A sustainable echelon re-utilization and recycling for dynamic end-of-life electric vehicle battery packs

Electric vehicle (EV) batteries inevitably degradation with long-term use that hierarchically reuse EV battery packs after meeting their related recycling standards to maximize its potential values by application environments, battery characteristics, product types, etc. However, these factor uncertainties pose a major challenge to effective evaluation from inconsistent performance, widely varied remaining capacities, and potential safety concerns. Therefore, it is imperative to achieve a more accurate evaluation for echelon re-utilization to provide a sounder rationale for decisions regarding the recycling of EV battery modules or cells.
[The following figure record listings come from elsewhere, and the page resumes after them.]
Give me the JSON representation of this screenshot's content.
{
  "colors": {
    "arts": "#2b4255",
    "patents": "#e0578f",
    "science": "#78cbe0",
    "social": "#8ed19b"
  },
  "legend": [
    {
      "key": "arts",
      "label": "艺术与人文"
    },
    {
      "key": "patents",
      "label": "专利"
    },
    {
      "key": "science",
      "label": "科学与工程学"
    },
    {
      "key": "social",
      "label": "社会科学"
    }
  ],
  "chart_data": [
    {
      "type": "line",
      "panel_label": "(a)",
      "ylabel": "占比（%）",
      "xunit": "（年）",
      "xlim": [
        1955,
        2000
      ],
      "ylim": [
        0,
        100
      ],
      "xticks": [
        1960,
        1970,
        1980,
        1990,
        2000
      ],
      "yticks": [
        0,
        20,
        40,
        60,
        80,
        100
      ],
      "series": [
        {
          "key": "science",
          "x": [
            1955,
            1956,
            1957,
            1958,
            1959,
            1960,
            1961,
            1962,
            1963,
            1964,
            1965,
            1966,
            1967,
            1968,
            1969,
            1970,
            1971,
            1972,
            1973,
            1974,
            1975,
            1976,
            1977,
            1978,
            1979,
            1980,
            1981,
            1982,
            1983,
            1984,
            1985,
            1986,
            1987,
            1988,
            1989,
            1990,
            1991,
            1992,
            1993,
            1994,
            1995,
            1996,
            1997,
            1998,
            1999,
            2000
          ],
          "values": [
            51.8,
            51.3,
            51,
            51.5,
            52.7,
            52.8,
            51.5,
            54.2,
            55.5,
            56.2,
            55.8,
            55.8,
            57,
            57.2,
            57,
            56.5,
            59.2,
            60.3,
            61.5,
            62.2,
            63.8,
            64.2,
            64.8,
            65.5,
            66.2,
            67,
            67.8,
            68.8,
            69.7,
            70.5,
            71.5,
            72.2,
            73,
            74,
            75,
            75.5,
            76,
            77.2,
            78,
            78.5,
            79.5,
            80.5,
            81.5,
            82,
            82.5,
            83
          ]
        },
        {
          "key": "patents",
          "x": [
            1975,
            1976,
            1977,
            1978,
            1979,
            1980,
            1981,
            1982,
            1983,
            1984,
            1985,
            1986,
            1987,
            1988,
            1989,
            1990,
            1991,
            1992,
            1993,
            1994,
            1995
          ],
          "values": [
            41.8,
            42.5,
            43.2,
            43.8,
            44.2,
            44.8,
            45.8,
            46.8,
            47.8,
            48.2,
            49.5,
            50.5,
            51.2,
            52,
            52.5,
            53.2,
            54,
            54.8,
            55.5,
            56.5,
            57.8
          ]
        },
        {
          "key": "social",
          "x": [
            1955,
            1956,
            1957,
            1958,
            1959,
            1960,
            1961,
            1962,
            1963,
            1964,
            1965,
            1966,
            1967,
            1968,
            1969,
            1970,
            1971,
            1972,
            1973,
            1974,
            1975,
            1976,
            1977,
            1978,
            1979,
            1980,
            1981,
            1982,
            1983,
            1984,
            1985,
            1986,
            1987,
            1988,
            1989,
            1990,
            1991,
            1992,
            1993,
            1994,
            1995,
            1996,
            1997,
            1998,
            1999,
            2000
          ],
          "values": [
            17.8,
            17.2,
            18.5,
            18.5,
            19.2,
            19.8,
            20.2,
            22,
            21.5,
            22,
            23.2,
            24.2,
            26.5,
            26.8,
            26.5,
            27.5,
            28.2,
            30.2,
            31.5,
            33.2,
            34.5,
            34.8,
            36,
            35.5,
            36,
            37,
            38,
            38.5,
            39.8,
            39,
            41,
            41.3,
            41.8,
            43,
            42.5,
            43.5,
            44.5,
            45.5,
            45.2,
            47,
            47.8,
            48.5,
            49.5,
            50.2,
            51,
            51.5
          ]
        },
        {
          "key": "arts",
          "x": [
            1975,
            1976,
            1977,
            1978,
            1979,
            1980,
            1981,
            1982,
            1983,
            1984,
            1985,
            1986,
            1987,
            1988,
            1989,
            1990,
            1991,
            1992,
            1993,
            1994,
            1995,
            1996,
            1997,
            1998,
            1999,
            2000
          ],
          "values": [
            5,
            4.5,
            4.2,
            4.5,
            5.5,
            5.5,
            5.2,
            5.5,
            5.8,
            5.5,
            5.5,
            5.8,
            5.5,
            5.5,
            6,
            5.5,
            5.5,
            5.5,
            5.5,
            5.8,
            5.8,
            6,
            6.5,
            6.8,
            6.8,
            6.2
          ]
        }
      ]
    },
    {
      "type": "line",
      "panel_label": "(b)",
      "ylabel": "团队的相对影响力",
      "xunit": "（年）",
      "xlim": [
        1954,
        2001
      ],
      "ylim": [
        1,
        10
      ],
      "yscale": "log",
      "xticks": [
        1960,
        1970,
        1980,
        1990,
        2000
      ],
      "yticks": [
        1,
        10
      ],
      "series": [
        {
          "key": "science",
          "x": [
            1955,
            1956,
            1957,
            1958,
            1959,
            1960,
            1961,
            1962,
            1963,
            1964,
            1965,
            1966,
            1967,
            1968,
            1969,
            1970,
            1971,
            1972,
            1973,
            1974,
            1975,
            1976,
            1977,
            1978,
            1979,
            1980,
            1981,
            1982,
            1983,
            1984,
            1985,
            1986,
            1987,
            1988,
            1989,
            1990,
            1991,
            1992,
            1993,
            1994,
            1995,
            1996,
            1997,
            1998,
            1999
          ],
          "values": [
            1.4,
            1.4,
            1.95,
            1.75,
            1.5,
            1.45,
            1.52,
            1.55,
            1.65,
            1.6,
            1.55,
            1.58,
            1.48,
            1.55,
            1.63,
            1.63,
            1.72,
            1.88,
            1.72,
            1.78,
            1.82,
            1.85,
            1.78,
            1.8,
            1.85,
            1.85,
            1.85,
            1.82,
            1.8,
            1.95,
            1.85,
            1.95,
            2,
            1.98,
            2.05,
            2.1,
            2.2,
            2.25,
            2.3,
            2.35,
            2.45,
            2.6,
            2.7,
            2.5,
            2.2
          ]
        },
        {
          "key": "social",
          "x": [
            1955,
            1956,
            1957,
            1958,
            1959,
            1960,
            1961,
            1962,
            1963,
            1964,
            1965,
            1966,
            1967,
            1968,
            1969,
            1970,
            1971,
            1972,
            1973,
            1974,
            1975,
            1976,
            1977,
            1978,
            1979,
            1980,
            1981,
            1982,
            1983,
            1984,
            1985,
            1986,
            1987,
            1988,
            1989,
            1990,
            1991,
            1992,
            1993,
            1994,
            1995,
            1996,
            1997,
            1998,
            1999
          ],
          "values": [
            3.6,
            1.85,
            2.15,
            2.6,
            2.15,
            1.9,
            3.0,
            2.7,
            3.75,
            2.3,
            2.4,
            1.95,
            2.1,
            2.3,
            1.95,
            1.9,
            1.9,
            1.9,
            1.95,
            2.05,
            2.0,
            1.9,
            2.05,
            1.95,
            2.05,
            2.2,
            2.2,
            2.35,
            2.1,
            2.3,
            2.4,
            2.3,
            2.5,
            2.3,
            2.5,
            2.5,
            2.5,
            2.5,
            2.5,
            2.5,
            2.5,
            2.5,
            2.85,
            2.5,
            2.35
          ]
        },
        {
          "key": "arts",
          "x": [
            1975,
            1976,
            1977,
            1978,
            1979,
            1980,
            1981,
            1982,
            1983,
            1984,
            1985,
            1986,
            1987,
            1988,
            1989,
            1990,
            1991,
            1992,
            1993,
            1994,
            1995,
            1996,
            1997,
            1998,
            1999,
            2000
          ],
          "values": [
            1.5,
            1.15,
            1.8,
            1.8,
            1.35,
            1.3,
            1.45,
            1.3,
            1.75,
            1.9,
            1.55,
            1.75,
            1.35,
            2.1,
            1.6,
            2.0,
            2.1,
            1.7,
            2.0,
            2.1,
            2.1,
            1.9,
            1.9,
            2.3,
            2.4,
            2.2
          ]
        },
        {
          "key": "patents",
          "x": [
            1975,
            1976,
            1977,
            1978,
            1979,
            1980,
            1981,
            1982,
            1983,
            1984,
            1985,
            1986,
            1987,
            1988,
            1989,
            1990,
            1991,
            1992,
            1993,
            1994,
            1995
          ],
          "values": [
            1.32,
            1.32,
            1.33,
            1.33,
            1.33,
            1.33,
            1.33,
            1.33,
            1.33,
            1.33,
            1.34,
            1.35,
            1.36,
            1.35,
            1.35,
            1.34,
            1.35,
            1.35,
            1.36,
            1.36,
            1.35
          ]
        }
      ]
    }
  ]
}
In this paper, a reasonable and efficient intelligent evaluation system has been provided to solve these challenges caused by the uncertainties of EV battery packs that hierarchically consider the possible applications of echelon re-utilization and recycling. The unique contribution of this system lies in its novel integration of knowledge reasoning with relation mining, which surpasses traditional evaluation methodologies by systematically analyzing the complex and intrinsic dependencies among various battery characteristics, moving beyond simple parameter-based assessments. Moreover, big data calculation and relation analysis of EV battery pack characteristics with GB/T_34015.3–2021 standard can be used to recommend the possible scenarios of echelon re-utilization and recycling. Finally, a case study was conducted using 18650 lithium iron phosphate (LFP), Nickel-Cobalt-Manganese (NCM), and Nickel-Cobalt-Aluminum (NCA) batteries to validate the proposed methodology by evaluating the echelon re-utilization and the selection of application scenarios based on complex data analysis and relation mining.